A cynic would say that all these “facts” are derived from observation and that it pays to be 100% safe and to isolate anyone with a remote chance of carrying the virus. What harm can that approach do besides inconveniencing a few health care workers? We strongly disagree. Hundreds of years of experience show that to stop an epidemic of this type requires controlling it at its source. Médecins sans Frontières, the World Health Organization, the U.S. Agency for International Development (USAID), and many other organizations say we need tens of thousands of additional volunteers to control the epidemic. We are far short of that goal, so the need for workers on the ground is great. These responsible, skilled health care workers who are risking their lives to help others are also helping by stemming the epidemic at its source. If we add barriers making it harder for volunteers to return to their community, we are hurting ourselves.

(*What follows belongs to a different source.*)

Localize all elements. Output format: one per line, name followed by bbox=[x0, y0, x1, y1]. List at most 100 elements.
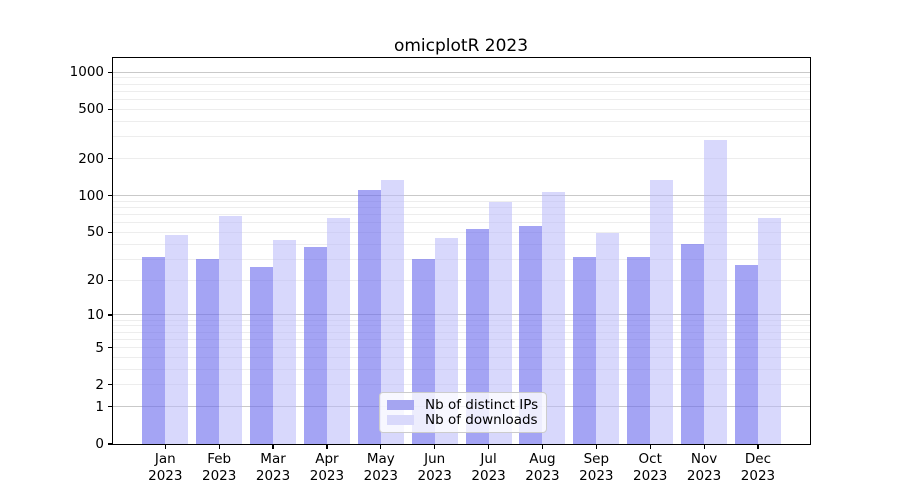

In the end, the calculus is simple, and we think the governors have it wrong. The health care workers returning from West Africa have been helping others and helping to end the epidemic that has killed thousands of people and scared millions. At this point the public does need assurances that returning workers will have their temperatures and health status monitored according to a set, documented protocol. In the unlikely event that they become febrile, they can follow the example of Craig Spencer, the physician from New York who alerted public health officials of his fever. As we continue to learn more about this virus, its transmission, and associated illness, we must continue to revisit our approach to its control and treatment. We should be guided by the science and not the tremendous fear that this virus evokes.

We should be honoring, not quarantining, health care workers who put their lives at risk not only to save people suffering from Ebola virus disease in West Africa but also to help achieve source control, bringing the world closer to stopping the spread of this killer epidemic.